BELASISE, of John, of Lincoln.

Published in The History of Parliament: the House of Commons 1386-1421, ed. J.S. Roskell, L. Clark, C. Rawcliffe., 1993
Available from Boydell and Brewer

Constituency

Dates

Family and Education

m. Maud, at least 1s.1

Offices Held

Bailiff, Lincoln Sept. 1385-6; mayor 1394-5.2

Collector of a tax, Lincoln Nov. 1388.

Coroner of the liberty of Lincoln by 15 Aug. 1411.

Alnager, Lincoln Easter 1413-6 Feb. 1414.

Biography

This MP may have been the son or grandson of Peter Belasise, bailiff of the Lincoln Staple during the 1360s and a prominent member of the local mercantile community.3 He is first mentioned in 1385, when he became bailiff of the city and thus assumed responsibility for holding the elections to the Parliament which met in the autumn of that year. While in office he also became involved in the dispute over rival jurisdictions which had for some time poisoned relations between the ecclesiastical and civic authorities. By removing a man from the cathedral precincts for trial at the guildhall he incurred the wrath of Bishop Buckingham; and this act was only one of many about which forceful complaints were later made. By March 1390 matters had reached such a pass that a small group of leading citizens, including Belasise, were each bound over in securities of 100 marks to keep the peace towards the bishop and stay well away from the cathedral. A few months later, Belasise obtained royal letters patent exempting him from holding either municipal or government office, but in the event these early experiences did not deter him from becoming mayor of Lincoln in 1394 and later serving as coroner and alnager there.4 Although described in some sources as a spicer or a grocer, he evidently derived a substantial part of his income from the wool trade. In October 1395, for example, he received a formal pardon from the Crown for ‘excessive and unjust weighing of wool’; and three years later a ship carrying wool and woolfells of his from Boston to Calais was wrecked off the Suffolk coast. The customs records for the port of Boston are unfortunately incomplete, but in the last two months of 1399 alone he exported 31 sarplers and 57 woolfells. As the alnage accounts for Lincoln show, he was also dealing in cloth at this time.5

Belasise played an important part in civic affairs for many years after his mayoralty. In both 1396 and 1397 he acted as an attorney at the Lincoln assizes for the municipal authorities, and in September 1398 he witnessed a deed on behalf of the corporation. He subsequently attested another conveyance for Robert Appleby*, one of his successors as mayor. We do not know when he was made coroner, but the office was certainly in his hands by 1411, and he may have combined it with the post of alnager. The latter was awarded to him in 1413 for a period of five years, although he was replaced early in 1414 perhaps because of illness or even death. He left at least one son, who was obliged to petition Chancery for help in recovering certain unspecified property which his father had settled in trust for him upon one Thomas Somercotes.

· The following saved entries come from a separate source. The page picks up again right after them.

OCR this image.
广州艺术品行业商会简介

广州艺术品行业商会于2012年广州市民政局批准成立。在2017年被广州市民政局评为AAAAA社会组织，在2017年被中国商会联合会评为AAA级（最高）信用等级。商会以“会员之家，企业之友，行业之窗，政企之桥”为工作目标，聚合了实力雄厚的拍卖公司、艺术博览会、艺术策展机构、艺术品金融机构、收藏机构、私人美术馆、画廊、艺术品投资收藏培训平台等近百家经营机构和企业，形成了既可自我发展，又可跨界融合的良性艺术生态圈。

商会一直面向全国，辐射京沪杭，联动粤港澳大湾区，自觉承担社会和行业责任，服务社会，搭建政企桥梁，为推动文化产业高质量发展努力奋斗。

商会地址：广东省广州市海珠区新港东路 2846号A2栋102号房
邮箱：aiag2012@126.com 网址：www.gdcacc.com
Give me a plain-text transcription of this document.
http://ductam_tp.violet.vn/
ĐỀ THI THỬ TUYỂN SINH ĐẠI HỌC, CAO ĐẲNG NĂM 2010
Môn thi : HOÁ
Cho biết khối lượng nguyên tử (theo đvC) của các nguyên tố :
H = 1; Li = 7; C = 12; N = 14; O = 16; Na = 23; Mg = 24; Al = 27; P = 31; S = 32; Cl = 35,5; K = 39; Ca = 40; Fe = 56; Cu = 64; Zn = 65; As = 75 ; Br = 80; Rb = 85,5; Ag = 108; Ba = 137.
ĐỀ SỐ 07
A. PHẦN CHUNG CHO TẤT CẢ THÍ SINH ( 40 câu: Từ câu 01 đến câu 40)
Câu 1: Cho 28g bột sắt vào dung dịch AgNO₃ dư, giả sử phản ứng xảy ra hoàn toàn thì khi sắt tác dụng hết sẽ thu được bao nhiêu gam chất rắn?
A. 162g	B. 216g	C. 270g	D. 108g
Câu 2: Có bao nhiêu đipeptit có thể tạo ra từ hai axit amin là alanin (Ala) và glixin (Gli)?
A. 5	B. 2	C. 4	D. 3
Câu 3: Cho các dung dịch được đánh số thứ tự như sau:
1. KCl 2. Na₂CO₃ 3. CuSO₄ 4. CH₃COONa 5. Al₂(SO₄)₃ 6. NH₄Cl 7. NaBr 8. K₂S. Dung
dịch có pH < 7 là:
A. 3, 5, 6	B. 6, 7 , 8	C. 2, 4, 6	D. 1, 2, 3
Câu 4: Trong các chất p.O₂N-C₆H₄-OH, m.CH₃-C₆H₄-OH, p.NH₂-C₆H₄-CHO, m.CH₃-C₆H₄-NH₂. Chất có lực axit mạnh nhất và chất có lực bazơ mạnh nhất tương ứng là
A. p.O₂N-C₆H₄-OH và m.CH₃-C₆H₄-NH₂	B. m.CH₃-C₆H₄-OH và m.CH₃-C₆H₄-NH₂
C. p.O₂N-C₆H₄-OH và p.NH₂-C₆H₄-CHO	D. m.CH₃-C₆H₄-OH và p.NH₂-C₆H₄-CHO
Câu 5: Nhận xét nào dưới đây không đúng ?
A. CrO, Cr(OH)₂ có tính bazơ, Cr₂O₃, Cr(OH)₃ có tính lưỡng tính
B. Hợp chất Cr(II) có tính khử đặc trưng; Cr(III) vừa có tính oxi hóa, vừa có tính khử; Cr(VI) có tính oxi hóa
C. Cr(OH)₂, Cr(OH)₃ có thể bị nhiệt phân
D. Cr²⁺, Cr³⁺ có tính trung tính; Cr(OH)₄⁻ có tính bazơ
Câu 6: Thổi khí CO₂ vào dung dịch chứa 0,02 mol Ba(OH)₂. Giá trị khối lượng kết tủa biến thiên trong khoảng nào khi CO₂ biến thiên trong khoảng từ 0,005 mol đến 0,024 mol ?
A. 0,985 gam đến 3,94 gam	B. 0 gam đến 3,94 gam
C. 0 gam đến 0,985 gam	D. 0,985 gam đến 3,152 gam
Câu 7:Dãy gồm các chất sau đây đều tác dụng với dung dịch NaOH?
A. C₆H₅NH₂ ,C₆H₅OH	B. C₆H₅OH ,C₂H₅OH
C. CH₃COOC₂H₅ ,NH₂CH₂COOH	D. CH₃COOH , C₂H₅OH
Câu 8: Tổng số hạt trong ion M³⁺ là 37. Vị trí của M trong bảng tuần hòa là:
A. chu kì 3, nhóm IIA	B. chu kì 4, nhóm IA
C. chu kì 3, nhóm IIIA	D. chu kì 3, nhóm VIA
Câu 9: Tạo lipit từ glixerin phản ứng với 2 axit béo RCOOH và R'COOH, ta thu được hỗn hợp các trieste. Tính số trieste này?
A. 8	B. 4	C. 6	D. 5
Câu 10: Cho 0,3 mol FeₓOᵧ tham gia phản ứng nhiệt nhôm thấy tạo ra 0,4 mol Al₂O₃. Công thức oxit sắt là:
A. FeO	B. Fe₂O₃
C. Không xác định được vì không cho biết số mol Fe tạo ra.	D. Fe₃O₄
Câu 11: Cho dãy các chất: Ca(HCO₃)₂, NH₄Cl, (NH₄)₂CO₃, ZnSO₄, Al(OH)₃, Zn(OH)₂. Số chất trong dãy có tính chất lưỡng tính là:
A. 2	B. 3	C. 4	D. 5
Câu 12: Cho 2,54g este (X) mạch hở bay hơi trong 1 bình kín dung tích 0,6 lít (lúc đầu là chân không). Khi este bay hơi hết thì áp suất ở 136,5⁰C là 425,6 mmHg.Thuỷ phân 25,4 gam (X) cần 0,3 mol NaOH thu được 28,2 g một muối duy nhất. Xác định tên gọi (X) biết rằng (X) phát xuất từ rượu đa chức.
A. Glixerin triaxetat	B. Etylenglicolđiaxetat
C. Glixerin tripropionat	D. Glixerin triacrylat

By marrying his daughter to the young John Belasise’s cousin and conveying the estates to them, Somercotes had fraudulently disregarded the terms of the agreement, but it is not clear if the couple were ever required to defend their title in court. Our Member and his wife, Maud, were remembered by the Lincoln merchant Seman Grantham, who made provision in his will of 1452 for masses to be said for their souls.6

Ref Volumes: 1386-1421

Author: C.R.

Notes

Variants: Bealassis, Belassiso.

  • 1. Early Lincoln Wills ed. Gibbons, 184; C1/9/338.
  • 2. C219/8/12; JUST 2/93 mm. 1, 5.
  • 3. C143/349/21; C267/7/5-9.
  • 4. C219/8/12; CIMisc. iv. no. 376; CPR, 1388-92, p. 253; CCR, 1389-92, p. 165.
  • 5. E101/340/2; E122/8/4; JUST 1/1501 rot. 101v, 1508 rot. 16; CPR, 1391-6, p. 626; 1416-22, p. 45; CCR, 1396-9, p. 358.
  • 6. C1/9/388; CFR, xiv. 911; CPR, 1408-13, p. 305; Early Lincoln Wills, 184; Lincs. AO, FL deed 3222.